- Court: (Judicial Committee of the) House of Lords
- Decided: 27 February 1986
- Citation: 1985 UKHL 9; [1986] AC 455; [1986] 2 WLR 357; [1986] 1 All ER 641; 82 Cr App R 264
- Cases cited: R v Moloney [1985] AC 905
- Legislation cited: common law

Case history
- Prior actions: Crown Court at Cardiff (unreported) Appeal to the Court of Appeal: substituted (reduced) offence to manslaughter [1986] AC 455; [1985] 3 WLR 1014,
- Subsequent action: None

Court membership
- Judges sitting: Lord Scarman, Lord Keith of Kinkel, Lord Roskill, Lord Brightman, Lord Griffiths

Case opinions
- Substituted sentence to be upheld; appeal seeking reinstatement of murder conviction dismissed (a per curiam judgement)

Keywords
- Murder; manslaughter; intent; mens rea; whether obligatory for murder to give direction on importance of probability of death or serious injury;

= R v Hancock =

British case law

R v Hancock [1985] UKHL 9 is an English legal decision of the highest court setting out the relationship between foresight of consequences and intention in cases of murder.
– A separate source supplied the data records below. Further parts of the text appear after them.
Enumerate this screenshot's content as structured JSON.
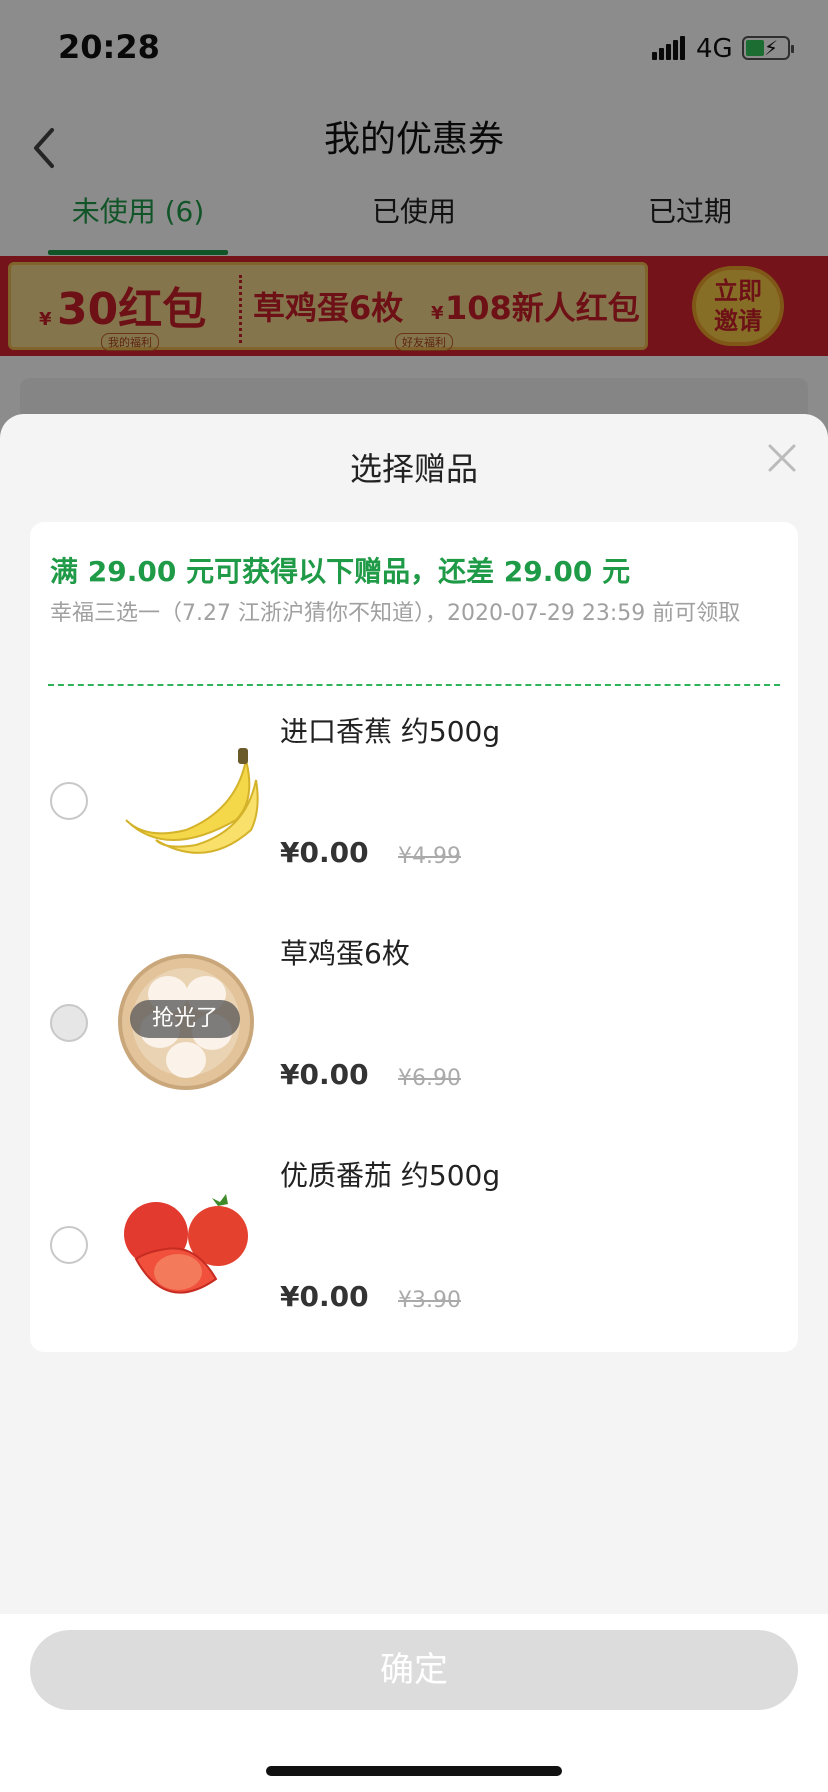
{
  "status": {
    "time": "20:28",
    "network": "4G"
  },
  "nav": {
    "title": "我的优惠券"
  },
  "tabs": [
    {
      "label": "未使用 (6)",
      "active": true
    },
    {
      "label": "已使用",
      "active": false
    },
    {
      "label": "已过期",
      "active": false
    }
  ],
  "banner": {
    "seg1_currency": "¥",
    "seg1_value": "30红包",
    "seg1_sub": "我的福利",
    "seg2_text": "草鸡蛋6枚",
    "seg2_sub": "好友福利",
    "seg3_currency": "¥",
    "seg3_text": "108新人红包",
    "invite_line1": "立即",
    "invite_line2": "邀请"
  },
  "sheet": {
    "title": "选择赠品",
    "headline": "满 29.00 元可获得以下赠品，还差 29.00 元",
    "desc": "幸福三选一（7.27 江浙沪猜你不知道），2020-07-29 23:59 前可领取",
    "items": [
      {
        "name": "进口香蕉 约500g",
        "price": "¥0.00",
        "original": "¥4.99",
        "soldout": false
      },
      {
        "name": "草鸡蛋6枚",
        "price": "¥0.00",
        "original": "¥6.90",
        "soldout": true,
        "soldout_label": "抢光了"
      },
      {
        "name": "优质番茄 约500g",
        "price": "¥0.00",
        "original": "¥3.90",
        "soldout": false
      }
    ],
    "confirm_label": "确定"
  },
  "colors": {
    "accent": "#1f9a47",
    "banner_red": "#d3242e",
    "banner_gold": "#f3d58a"
  }
}
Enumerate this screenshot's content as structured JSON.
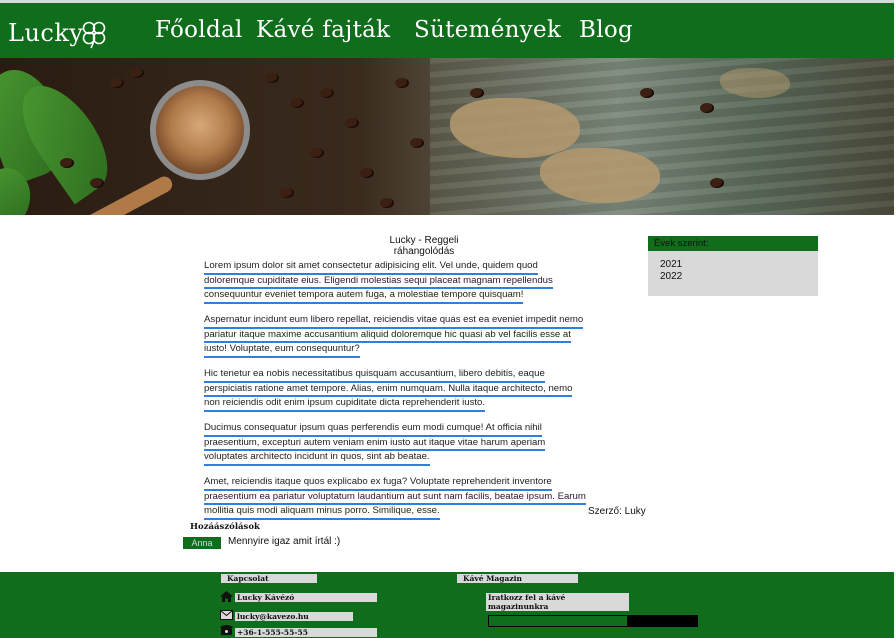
{
  "brand": {
    "name": "Lucky",
    "logo_icon": "four-leaf-clover-icon"
  },
  "nav": {
    "items": [
      "Főoldal",
      "Kávé fajták",
      "Sütemények",
      "Blog"
    ]
  },
  "colors": {
    "primary": "#0f6d1c",
    "link_underline": "#2f7fe0",
    "panel": "#d9d9d9"
  },
  "post": {
    "title_line1": "Lucky - Reggeli",
    "title_line2": "ráhangolódás",
    "paragraphs": [
      [
        "Lorem ipsum dolor sit amet consectetur adipisicing elit. Vel unde, quidem quod",
        "doloremque cupiditate eius. Eligendi molestias sequi placeat magnam repellendus",
        "consequuntur eveniet tempora autem fuga, a molestiae tempore quisquam!"
      ],
      [
        "Aspernatur incidunt eum libero repellat, reiciendis vitae quas est ea eveniet impedit nemo",
        "pariatur itaque maxime accusantium aliquid doloremque hic quasi ab vel facilis esse at",
        "iusto! Voluptate, eum consequuntur?"
      ],
      [
        "Hic tenetur ea nobis necessitatibus quisquam accusantium, libero debitis, eaque",
        "perspiciatis ratione amet tempore. Alias, enim numquam. Nulla itaque architecto, nemo",
        "non reiciendis odit enim ipsum cupiditate dicta reprehenderit iusto."
      ],
      [
        "Ducimus consequatur ipsum quas perferendis eum modi cumque! At officia nihil",
        "praesentium, excepturi autem veniam enim iusto aut itaque vitae harum aperiam",
        "voluptates architecto incidunt in quos, sint ab beatae."
      ],
      [
        "Amet, reiciendis itaque quos explicabo ex fuga? Voluptate reprehenderit inventore",
        "praesentium ea pariatur voluptatum laudantium aut sunt nam facilis, beatae ipsum. Earum",
        "mollitia quis modi aliquam minus porro. Similique, esse."
      ]
    ],
    "author": "Szerző: Luky"
  },
  "sidebar": {
    "heading": "Évek szerint:",
    "years": [
      "2021",
      "2022"
    ]
  },
  "comments": {
    "heading": "Hozáászólások",
    "items": [
      {
        "name": "Anna",
        "text": "Mennyire igaz amit írtál :)"
      }
    ]
  },
  "footer": {
    "contact_heading": "Kapcsolat",
    "contact_items": [
      {
        "icon": "home-icon",
        "text": "Lucky Kávézó"
      },
      {
        "icon": "envelope-icon",
        "text": "lucky@kavezo.hu"
      },
      {
        "icon": "phone-icon",
        "text": "+36-1-555-55-55"
      }
    ],
    "magazine_heading": "Kávé Magazin",
    "magazine_text": "Iratkozz fel a kávé magazinunkra"
  }
}
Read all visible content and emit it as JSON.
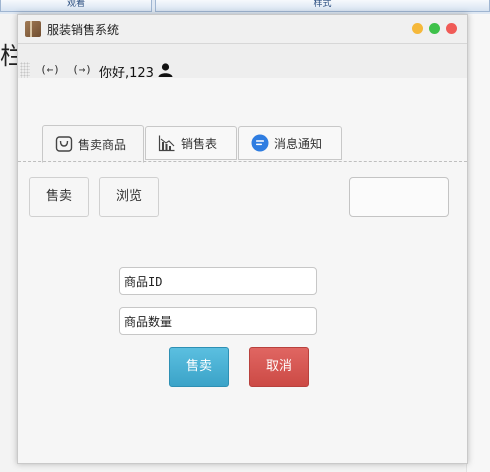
{
  "background": {
    "tab_left": "观看",
    "tab_right": "样式",
    "left_text": "栏图"
  },
  "window": {
    "title": "服装销售系统",
    "controls": {
      "minimize": "#f5b83a",
      "maximize": "#3ec14a",
      "close": "#f05b57"
    }
  },
  "nav": {
    "back": "(←)",
    "forward": "(→)",
    "greeting": "你好,123",
    "user_icon": "user-icon"
  },
  "tabs": [
    {
      "label": "售卖商品",
      "icon": "bag-icon",
      "active": true
    },
    {
      "label": "销售表",
      "icon": "chart-icon",
      "active": false
    },
    {
      "label": "消息通知",
      "icon": "message-icon",
      "active": false
    }
  ],
  "actions": {
    "sell": "售卖",
    "browse": "浏览"
  },
  "form": {
    "product_id": "商品ID",
    "quantity": "商品数量",
    "submit": "售卖",
    "cancel": "取消"
  },
  "colors": {
    "primary_button": "#3ba3c8",
    "danger_button": "#cc4a45",
    "message_icon": "#2f7de1"
  }
}
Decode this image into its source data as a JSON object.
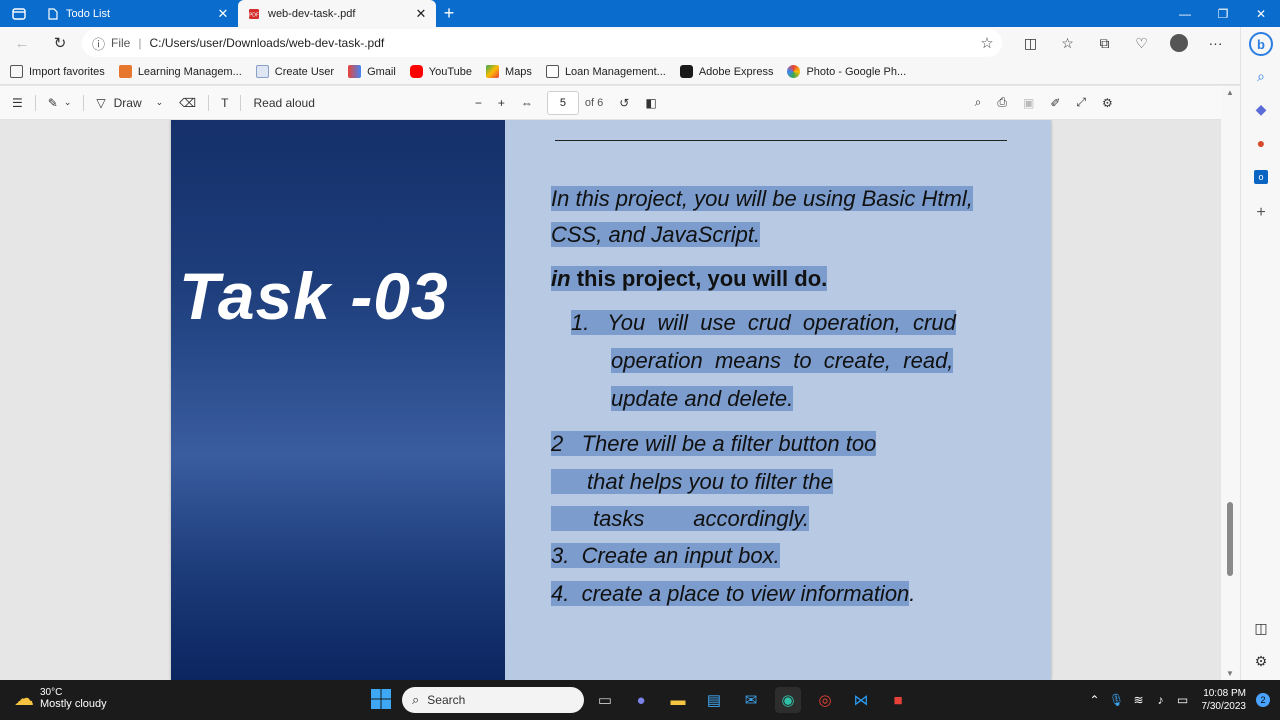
{
  "tabs": [
    {
      "title": "Todo List",
      "active": false
    },
    {
      "title": "web-dev-task-.pdf",
      "active": true
    }
  ],
  "address": {
    "scheme": "File",
    "url": "C:/Users/user/Downloads/web-dev-task-.pdf"
  },
  "favorites": [
    "Import favorites",
    "Learning Managem...",
    "Create User",
    "Gmail",
    "YouTube",
    "Maps",
    "Loan Management...",
    "Adobe Express",
    "Photo - Google Ph..."
  ],
  "pdf_toolbar": {
    "draw_label": "Draw",
    "read_aloud_label": "Read aloud",
    "page_current": "5",
    "page_total": "of 6"
  },
  "document": {
    "task_title": "Task -03",
    "lines": [
      "In this project, you will be using Basic Html,",
      "CSS, and JavaScript.",
      "in",
      "this project, you will do.",
      "1.   You  will  use  crud  operation,  crud",
      "operation  means  to  create,  read,",
      "update and delete.",
      "2   There will be a filter button too",
      "that helps you to filter the",
      "tasks        accordingly.",
      "3.  Create an input box.",
      "4.  create a place to view information",
      "."
    ]
  },
  "taskbar": {
    "temperature": "30°C",
    "condition": "Mostly cloudy",
    "search_placeholder": "Search",
    "time": "10:08 PM",
    "date": "7/30/2023",
    "notification_count": "2"
  },
  "colors": {
    "tabstrip": "#0a6ccd",
    "page_background": "#b8c9e4",
    "highlight": "#7b9ccc",
    "panel_dark": "#15306a"
  }
}
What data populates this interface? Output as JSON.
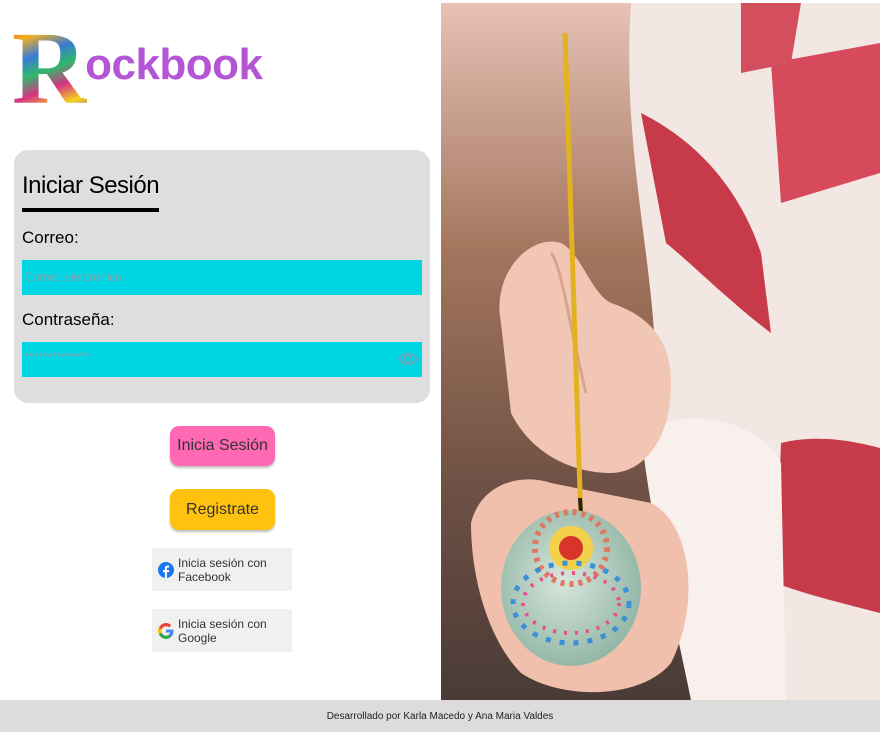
{
  "brand": {
    "initial": "R",
    "rest": "ockbook"
  },
  "login": {
    "title": "Iniciar Sesión",
    "email_label": "Correo:",
    "email_placeholder": "Correo electronico",
    "password_label": "Contraseña:",
    "password_placeholder": "**************"
  },
  "buttons": {
    "login": "Inicia Sesión",
    "register": "Registrate",
    "facebook": "Inicia sesión con Facebook",
    "google": "Inicia sesión con Google"
  },
  "footer": {
    "text": "Desarrollado por Karla Macedo y Ana Maria Valdes"
  },
  "colors": {
    "field": "#00d5e3",
    "login_button": "#ff69b4",
    "register_button": "#ffc20e",
    "brand_text": "#b455d6",
    "card": "#dedede"
  },
  "icons": [
    "eye-icon",
    "facebook-icon",
    "google-icon"
  ]
}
It refers to the case of the killing of David Wilkie. The defendants' stated intention had been to frighten a person, but another was killed. The law, as the judgement of the whole court (a per curiam decision) was held to hinge on the relationship between foresight of the range of results of taking a particular action and the result of that action which must include a specific direction or legal mention of considering the probability of death or serious injury resulting, and other directions which explain the difference between the offence of manslaughter and that of murder.

==Facts==
During the 1984–1985 miners' strike, the defendants dropped a concrete block from a bridge with the later-stated intention of scaring a coal miner being taken to work in a taxi. Instead, the taxi driver, David Wilkie, was killed. During questioning, the defendants admitted intending to frighten the miner out of attending work, but denied an intention to kill or cause serious injury to him. At the trial, their offer to plead guilty to manslaughter was rejected by the prosecution, who pursued convictions for murder.

==Trial==
The trial judge directed the jury per R v Moloney that

the prosecution case could be compressed into one question and answer, the question being "what else could a person who pushed or threw such objects have intended but to cause really serious bodily harm to the occupants of the car?"

The jury, after some deliberation, sought clarification because
the precise legal definitions regarding the committing of murder and manslaughter are causing dissent because of lack of knowledge, particularly with regard to intent and foreseeable consequences.
 and the judge gave a further direction but did not expand on his previous guidance. Verdicts of guilty were returned and the defendants sentenced to life imprisonment.

==Appeals==
The Court of Appeal found that the judge's use of the Moloney guidelines may have misled the jury as they had been given no guidance as to the weight to be given to the actual foresight of a consequence (i.e. death or serious bodily harm) in determining the intent to cause that consequence. It was ruled that this omission was fatal, as in Moloney it had been stated that
the probability of the consequence taken to have been foreseen must be little short of overwhelming before it will suffice to establish the necessary intent
 Since this guidance had not been available to the jury, the Court substituted verdicts of manslaughter, and the prosecution then appealed.

The House of Lords reviewed the Moloney guidelines issued by itself, and cited the main principles that:

- The mental element in murder is a specific intent, the intent to kill or to inflict serious bodily harm, and nothing less suffices
- Foresight of consequences is no more than evidence of the existence of the intent; it must be considered, and its weight assessed, together with all the evidence in the case.
- Foresight does not necessarily imply the existence of intention, though it may be a fact from which when considered with all the other evidence a jury may think it right to infer the necessary intent
- The probability of the result of an act is an important matter for the jury to consider and can be critical in their determining whether the result was intended.

The court agreed with the Court of Appeal in deciding that the Moloney guidelines were defective in that the issue (test) of probability should specifically be addressed (mentioned) by the trial judge, and since that had not occurred in the present case, the prosecutor's appeal was dismissed, and the convictions for manslaughter stood.